A strange thing happened on the way to the London Stock Exchange this morning. Beverage baron A.G. Barr (LSE:BAG) announced that the UK Competition Commission had completed its review of Barr’s proposed merger with its rival Britvic (LSE:BVIC). The commission has made a provisional decision that the merger would not have any significant effect that would “result in the substantial lessening of competition.” In fact the commission report that “In our assessment of the evidence we noted that customers were in the main not concerned by the merger and said that the two companies’ brands did not overlap very much.”
The strange thing was that the share price of both companies almost immediately began losing ground. As at 2:30 pm BAG was trading at 508.25, down 0.75p, a decline of 0.15%. Britvic took a 9.05p loss (1.81%), falling to 491.45.
The investor reaction, if the cause and effect are that closely related, seems at first glance to be the opposite of the expected response, especially when Barr CEO, Roger White, said that “The Board of A.G. BARR believes this is a significant positive step.”
The fly in the ointment – or soft drink – comes from the other side of the deal, in an announcement published this morning by Britvic. We need to remember that the merger talks lapsed at 13 February this year, but were resumed the following day when both companies agreed to cooperate with the committee’s investigation until it was completed. That should have been a portent of things to come.
Britvic Chairman, Gerald Corbett, tempered the top-popping, saying that “Our Company is in a different place to last summer when the terms of the merger were agreed.” What does he mean by that? Well, he means that “The cost savings from merging are less, we are performing better, we have new management and we have a new strategy to deliver good growth internationally as well as in the UK.” (Emphasis mine). During the regulatory approval process, Britvic did not stand idly by, twiddling their collective thumbs. They brought in a new CEO (Simon Litherland) and developed and began implementing an entirely different strategic plan, one that, apparently, does not include a merger with A.G. Barr.

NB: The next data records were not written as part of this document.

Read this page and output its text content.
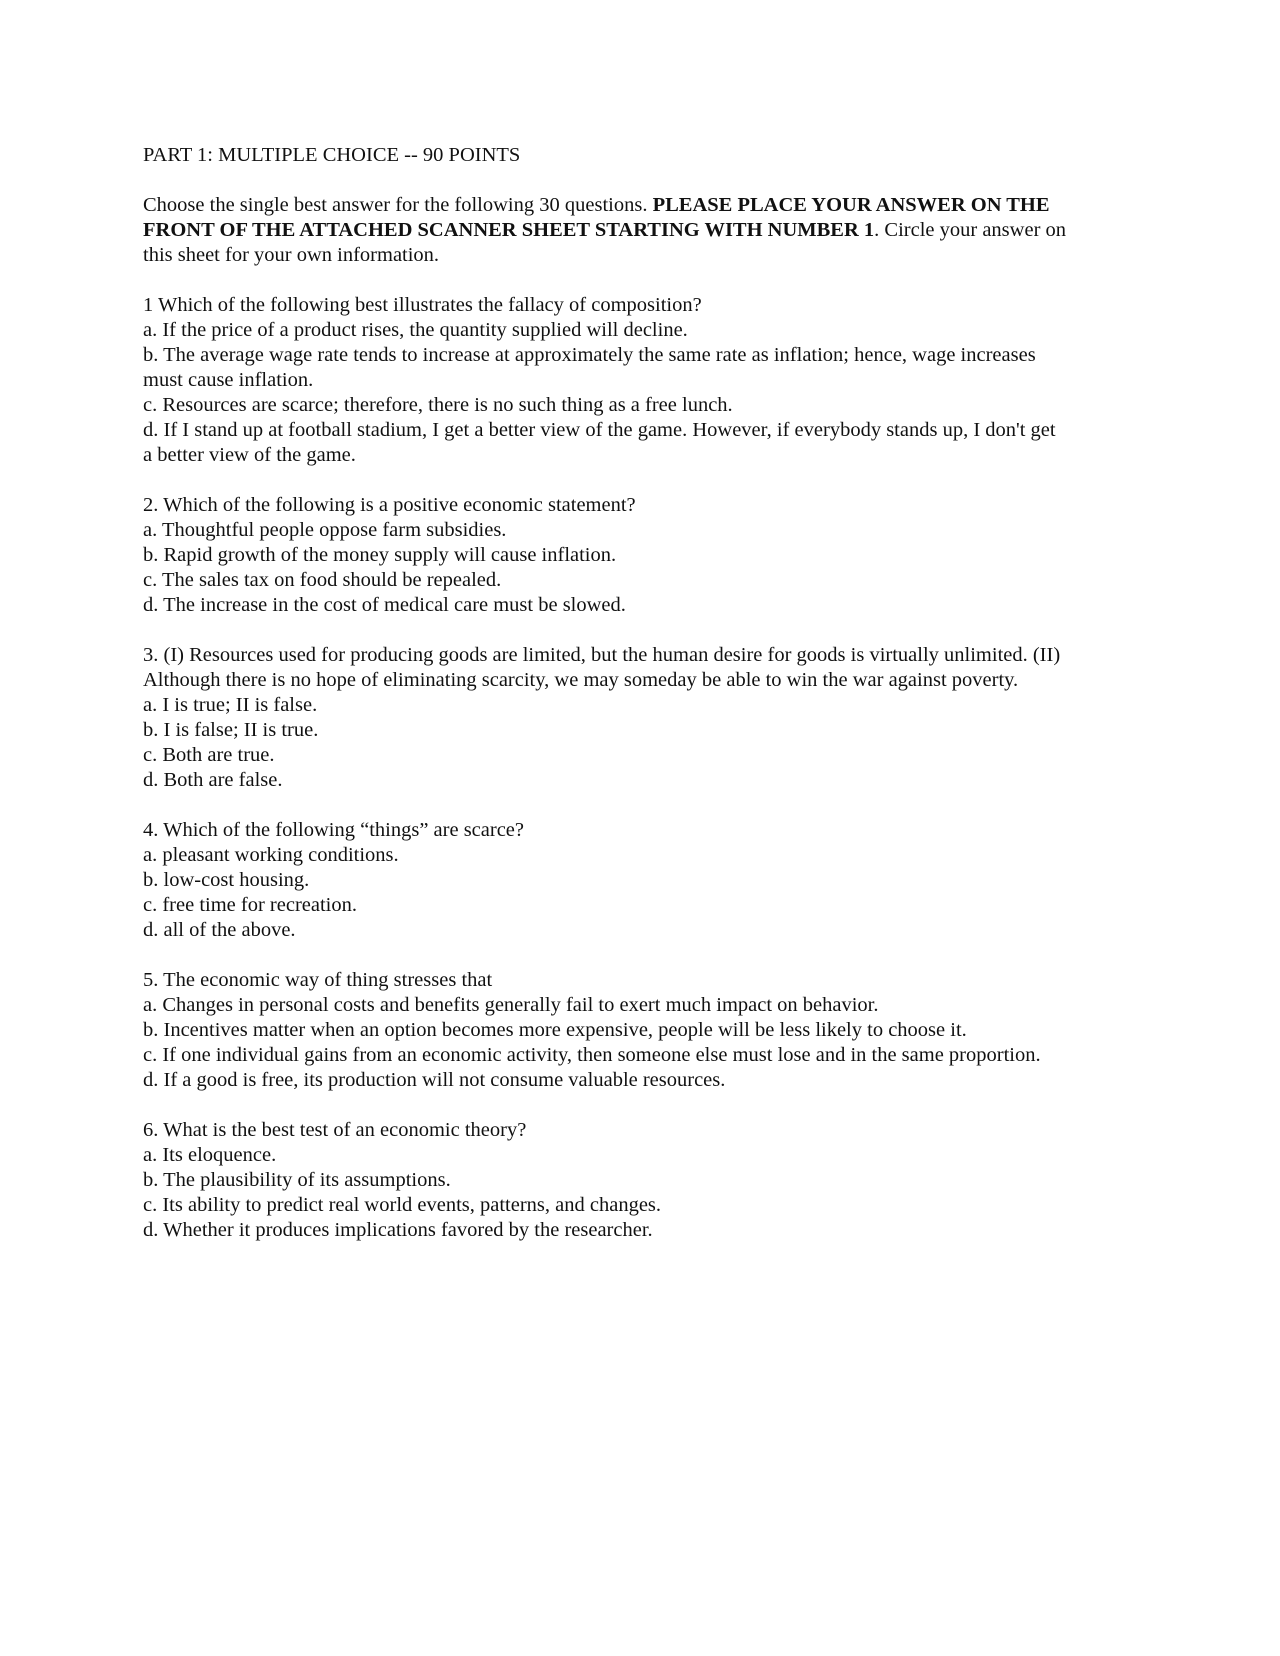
PART 1: MULTIPLE CHOICE -- 90 POINTS
Choose the single best answer for the following 30 questions. PLEASE PLACE YOUR ANSWER ON THE FRONT OF THE ATTACHED SCANNER SHEET STARTING WITH NUMBER 1. Circle your answer on this sheet for your own information.
1 Which of the following best illustrates the fallacy of composition?
a. If the price of a product rises, the quantity supplied will decline.
b. The average wage rate tends to increase at approximately the same rate as inflation; hence, wage increases must cause inflation.
c. Resources are scarce; therefore, there is no such thing as a free lunch.
d. If I stand up at football stadium, I get a better view of the game. However, if everybody stands up, I don't get a better view of the game.
2. Which of the following is a positive economic statement?
a. Thoughtful people oppose farm subsidies.
b. Rapid growth of the money supply will cause inflation.
c. The sales tax on food should be repealed.
d. The increase in the cost of medical care must be slowed.
3. (I) Resources used for producing goods are limited, but the human desire for goods is virtually unlimited. (II) Although there is no hope of eliminating scarcity, we may someday be able to win the war against poverty.
a. I is true; II is false.
b. I is false; II is true.
c. Both are true.
d. Both are false.
4. Which of the following “things” are scarce?
a. pleasant working conditions.
b. low-cost housing.
c. free time for recreation.
d. all of the above.
5. The economic way of thing stresses that
a. Changes in personal costs and benefits generally fail to exert much impact on behavior.
b. Incentives matter when an option becomes more expensive, people will be less likely to choose it.
c. If one individual gains from an economic activity, then someone else must lose and in the same proportion.
d. If a good is free, its production will not consume valuable resources.
6. What is the best test of an economic theory?
a. Its eloquence.
b. The plausibility of its assumptions.
c. Its ability to predict real world events, patterns, and changes.
d. Whether it produces implications favored by the researcher.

The proposition to merge was originally announced in September 2012. At that time the CEO of Britvic was not named as a candidate for an executive position in the newly proposed company. It’s not likely then that Mr. Litherland would be overwhelmingly excited about the proposed merger, which, although it had been touted as a cost-savings measure for both companies, Mr. Corbett clearly said today that the cost savings were not really that considerable compared to what the new Britvic strategy would generate.
That leads some to speculate that the proposed merger was not about cost savings at all, as much as it was a strategic move to ally the companies in their perpetual battle against Coca-Cola, a battle that they are never going to win, on their own or together.
If you’re looking for fizz, I submit that you will be able to find it at Britvic as their new strategy becomes reality. How do you see it?